Se uma zona de precipitação for formada, é indicativo que há atividade da lipase. Algumas cepas de S. aureus Eles são positivos e outros lipase negativos.

No caso de o S. aureus Seja uma lipase positiva, uma área opaca será observada em torno da colônia preta ou cinza escura e depois a auréola clara para a ação da lecitinase.

As colônias de bactérias que não sejam S. aureus capazes de crescer neste meio, eles desenvolverão colônias incolores ou marrons, sem halo ao redor.
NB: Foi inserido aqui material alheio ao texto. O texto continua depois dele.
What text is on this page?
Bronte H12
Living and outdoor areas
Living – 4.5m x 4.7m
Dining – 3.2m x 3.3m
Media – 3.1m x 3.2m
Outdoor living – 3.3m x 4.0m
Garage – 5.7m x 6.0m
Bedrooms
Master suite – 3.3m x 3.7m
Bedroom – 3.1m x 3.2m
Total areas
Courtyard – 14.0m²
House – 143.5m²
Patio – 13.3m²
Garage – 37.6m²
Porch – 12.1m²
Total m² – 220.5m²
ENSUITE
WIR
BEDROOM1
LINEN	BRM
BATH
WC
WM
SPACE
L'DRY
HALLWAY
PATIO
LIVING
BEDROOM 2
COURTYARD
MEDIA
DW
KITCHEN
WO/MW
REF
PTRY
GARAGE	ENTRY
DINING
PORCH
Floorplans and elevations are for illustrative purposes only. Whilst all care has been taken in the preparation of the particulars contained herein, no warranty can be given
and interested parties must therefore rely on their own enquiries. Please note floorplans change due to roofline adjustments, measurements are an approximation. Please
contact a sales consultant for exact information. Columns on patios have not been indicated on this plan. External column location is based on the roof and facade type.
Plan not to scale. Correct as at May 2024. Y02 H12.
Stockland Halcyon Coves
Você também pode observar colônias negras atípicas com ou sem borda incolor, mas sem halo claro. Essas colônias não devem ser levadas em consideração, elas não correspondem a S. aureus.

Preparação

Emulsão de gema de ovo

Um ovo de frango fresco é tomado, estava vagando bem e colocado de 2 a 3 horas em álcool 70%. Então, o ovo abre assepto e cuidadosamente separa o brilhante da gema. Posteriormente, 50 ml da gema são tomados e misturados com 50 ml de solução fisiológica estéril.

1% P/V Potassium diz

Algumas casas comerciais vendem 1% de poetássio teluro pronto para usar. É adicionado ao meio antes que os meios solidifiquem.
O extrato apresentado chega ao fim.